Pat Scally suggests you swing by Pizzaiolo, the new spot he's opening in mid-January at 360 Cumberland Avenue. The business currently has, of all things, a Google+ presenceScally told Eater his use of the term pizzaiolo — which often refers to a pizza maker himself — hews most closely to the Urban Dictionary definition: "The locally owned neighborhood...'old fashioned way' pizza joints that use the highest quality ingredients and are an art form in and of themselves."

"We're making ricotta from scratch, where in New York they skimp a little bit since you're already there for the pizza," Scally said. His offerings are "a little pricey at $21 bucks for a large specialty pie, but we use the best of everything, we make our own dough, where most other places in Portland, including OTTO, use frozen." Scally would know: he worked for Bronx Pizza in San Diego, then as district manager of Papa John's in the Boston area, and most recently as OTTO's director of operations.
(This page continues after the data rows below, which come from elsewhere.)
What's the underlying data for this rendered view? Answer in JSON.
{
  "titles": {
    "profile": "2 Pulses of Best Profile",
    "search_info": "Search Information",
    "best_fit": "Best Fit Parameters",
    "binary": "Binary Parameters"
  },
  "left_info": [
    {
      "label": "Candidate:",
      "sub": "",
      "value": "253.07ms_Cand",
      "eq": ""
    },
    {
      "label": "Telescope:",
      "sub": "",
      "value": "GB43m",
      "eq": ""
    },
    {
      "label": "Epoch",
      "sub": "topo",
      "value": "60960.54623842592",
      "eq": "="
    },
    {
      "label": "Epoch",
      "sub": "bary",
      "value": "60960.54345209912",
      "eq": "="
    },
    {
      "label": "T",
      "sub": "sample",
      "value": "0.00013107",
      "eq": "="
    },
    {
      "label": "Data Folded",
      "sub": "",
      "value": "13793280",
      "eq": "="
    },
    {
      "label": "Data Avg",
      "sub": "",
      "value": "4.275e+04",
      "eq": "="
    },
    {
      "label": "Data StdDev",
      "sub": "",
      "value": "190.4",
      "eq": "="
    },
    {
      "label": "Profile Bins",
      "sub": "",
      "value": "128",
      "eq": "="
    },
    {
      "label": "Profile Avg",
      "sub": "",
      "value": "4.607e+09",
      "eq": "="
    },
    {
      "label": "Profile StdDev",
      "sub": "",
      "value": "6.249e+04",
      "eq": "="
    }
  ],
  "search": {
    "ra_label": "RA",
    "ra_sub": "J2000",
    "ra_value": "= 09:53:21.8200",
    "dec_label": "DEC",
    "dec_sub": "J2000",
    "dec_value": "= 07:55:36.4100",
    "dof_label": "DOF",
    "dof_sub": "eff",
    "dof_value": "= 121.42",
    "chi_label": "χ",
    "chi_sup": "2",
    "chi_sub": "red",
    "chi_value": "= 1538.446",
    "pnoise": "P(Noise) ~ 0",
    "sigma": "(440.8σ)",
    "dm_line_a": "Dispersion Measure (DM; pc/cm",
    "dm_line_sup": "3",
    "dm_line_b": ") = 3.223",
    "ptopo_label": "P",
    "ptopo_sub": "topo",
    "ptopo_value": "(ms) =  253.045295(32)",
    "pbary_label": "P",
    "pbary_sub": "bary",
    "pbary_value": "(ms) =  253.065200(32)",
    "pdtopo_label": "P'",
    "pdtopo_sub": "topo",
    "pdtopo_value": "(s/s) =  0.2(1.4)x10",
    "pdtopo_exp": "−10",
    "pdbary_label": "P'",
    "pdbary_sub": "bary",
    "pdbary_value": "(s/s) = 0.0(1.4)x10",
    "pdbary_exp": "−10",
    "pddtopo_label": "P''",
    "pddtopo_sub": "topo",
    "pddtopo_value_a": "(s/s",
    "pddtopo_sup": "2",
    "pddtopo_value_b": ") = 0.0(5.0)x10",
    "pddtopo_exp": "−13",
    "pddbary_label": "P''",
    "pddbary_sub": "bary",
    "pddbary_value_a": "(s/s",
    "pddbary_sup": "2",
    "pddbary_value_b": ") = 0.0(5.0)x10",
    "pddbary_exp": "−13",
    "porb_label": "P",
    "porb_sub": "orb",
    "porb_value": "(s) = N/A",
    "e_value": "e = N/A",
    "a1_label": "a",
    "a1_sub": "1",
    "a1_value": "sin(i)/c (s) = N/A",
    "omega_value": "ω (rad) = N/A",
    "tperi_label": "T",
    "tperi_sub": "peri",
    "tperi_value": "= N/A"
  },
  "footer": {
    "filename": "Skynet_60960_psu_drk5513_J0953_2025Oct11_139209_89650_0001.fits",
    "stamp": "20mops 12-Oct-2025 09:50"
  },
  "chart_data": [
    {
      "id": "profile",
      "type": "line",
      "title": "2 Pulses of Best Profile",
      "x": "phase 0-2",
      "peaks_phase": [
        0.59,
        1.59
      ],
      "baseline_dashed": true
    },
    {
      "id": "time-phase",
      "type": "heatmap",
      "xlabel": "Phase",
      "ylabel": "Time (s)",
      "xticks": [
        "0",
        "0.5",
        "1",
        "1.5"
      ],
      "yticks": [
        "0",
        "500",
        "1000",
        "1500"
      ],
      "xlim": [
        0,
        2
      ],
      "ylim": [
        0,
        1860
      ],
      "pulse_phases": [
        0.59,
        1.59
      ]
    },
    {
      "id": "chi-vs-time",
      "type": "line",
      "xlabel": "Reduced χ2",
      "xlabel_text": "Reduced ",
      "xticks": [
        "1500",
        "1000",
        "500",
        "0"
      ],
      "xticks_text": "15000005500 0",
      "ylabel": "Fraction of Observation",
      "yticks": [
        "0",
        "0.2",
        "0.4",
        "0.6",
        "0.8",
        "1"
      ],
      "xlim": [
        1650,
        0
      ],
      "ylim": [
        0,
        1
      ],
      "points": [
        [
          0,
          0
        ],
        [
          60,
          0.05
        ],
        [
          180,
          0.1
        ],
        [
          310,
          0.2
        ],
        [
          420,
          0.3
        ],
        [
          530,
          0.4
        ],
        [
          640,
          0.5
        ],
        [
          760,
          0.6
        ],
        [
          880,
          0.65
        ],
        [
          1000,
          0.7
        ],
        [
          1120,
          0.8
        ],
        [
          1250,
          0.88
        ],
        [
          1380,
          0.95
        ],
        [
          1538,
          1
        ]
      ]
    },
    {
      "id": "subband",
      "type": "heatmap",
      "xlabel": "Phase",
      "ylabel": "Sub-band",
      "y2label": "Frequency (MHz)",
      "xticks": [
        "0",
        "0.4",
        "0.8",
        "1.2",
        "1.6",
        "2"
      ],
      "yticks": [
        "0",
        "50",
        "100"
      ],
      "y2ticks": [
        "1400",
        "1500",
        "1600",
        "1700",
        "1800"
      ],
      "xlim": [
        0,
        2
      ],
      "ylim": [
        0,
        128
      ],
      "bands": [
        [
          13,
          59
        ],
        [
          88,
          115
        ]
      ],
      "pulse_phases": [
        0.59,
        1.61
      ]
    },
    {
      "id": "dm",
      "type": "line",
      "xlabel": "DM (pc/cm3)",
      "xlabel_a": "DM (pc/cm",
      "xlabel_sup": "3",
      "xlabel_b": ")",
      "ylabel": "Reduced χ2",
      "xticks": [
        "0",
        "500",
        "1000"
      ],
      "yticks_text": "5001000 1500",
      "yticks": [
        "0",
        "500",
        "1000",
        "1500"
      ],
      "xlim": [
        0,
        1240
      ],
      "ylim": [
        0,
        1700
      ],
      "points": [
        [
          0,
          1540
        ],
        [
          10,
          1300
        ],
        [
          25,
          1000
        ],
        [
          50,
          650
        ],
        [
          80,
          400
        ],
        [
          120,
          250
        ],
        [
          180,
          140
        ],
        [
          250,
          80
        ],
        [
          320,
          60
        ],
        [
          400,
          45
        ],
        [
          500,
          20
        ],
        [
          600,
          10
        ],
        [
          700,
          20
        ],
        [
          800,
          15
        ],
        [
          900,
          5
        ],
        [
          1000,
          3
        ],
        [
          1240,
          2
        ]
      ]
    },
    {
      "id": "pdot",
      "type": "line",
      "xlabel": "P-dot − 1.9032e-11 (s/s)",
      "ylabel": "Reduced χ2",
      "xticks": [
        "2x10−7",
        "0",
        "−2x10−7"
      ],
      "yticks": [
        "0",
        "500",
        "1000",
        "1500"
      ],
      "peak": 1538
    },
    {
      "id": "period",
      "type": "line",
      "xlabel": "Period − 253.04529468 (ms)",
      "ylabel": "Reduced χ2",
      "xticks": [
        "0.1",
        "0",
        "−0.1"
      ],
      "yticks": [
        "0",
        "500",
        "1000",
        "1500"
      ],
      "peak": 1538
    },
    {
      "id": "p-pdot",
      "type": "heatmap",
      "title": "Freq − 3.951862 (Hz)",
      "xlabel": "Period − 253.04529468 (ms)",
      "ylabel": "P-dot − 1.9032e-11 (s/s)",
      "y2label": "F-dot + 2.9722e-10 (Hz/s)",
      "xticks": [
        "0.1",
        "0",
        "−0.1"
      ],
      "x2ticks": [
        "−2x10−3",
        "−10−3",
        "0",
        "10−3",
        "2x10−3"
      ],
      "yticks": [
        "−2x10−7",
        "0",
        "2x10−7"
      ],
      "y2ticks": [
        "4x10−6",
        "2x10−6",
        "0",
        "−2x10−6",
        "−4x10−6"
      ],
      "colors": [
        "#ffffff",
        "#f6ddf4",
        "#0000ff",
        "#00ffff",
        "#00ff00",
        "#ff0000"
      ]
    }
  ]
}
Pizzaiolo will open 10 a.m. to 10 p.m. daily with delivery, catering, takeout, sit-down, and a slice bar. Alongside 12 different selections of white, whole wheat, and gluten-free slices ("no one else has gluten-free slices ready," Scally insisted), the pizzeria will offer salads and precisely one type of sandwich: a meatball sub with roll and meatballs baked in-house. Scally said he doesn't keep his pizza for the full four hours allowed by law; if slices don't move within an hour, he throws them out — or finds other outlets for them, like samples for potential catering customers, or donations to homeless shelters. If times are slow, he has tricks to minimize waste, like making half-pies. Look for the neighborhood addition across from German restaurant Schulte and Herr next month.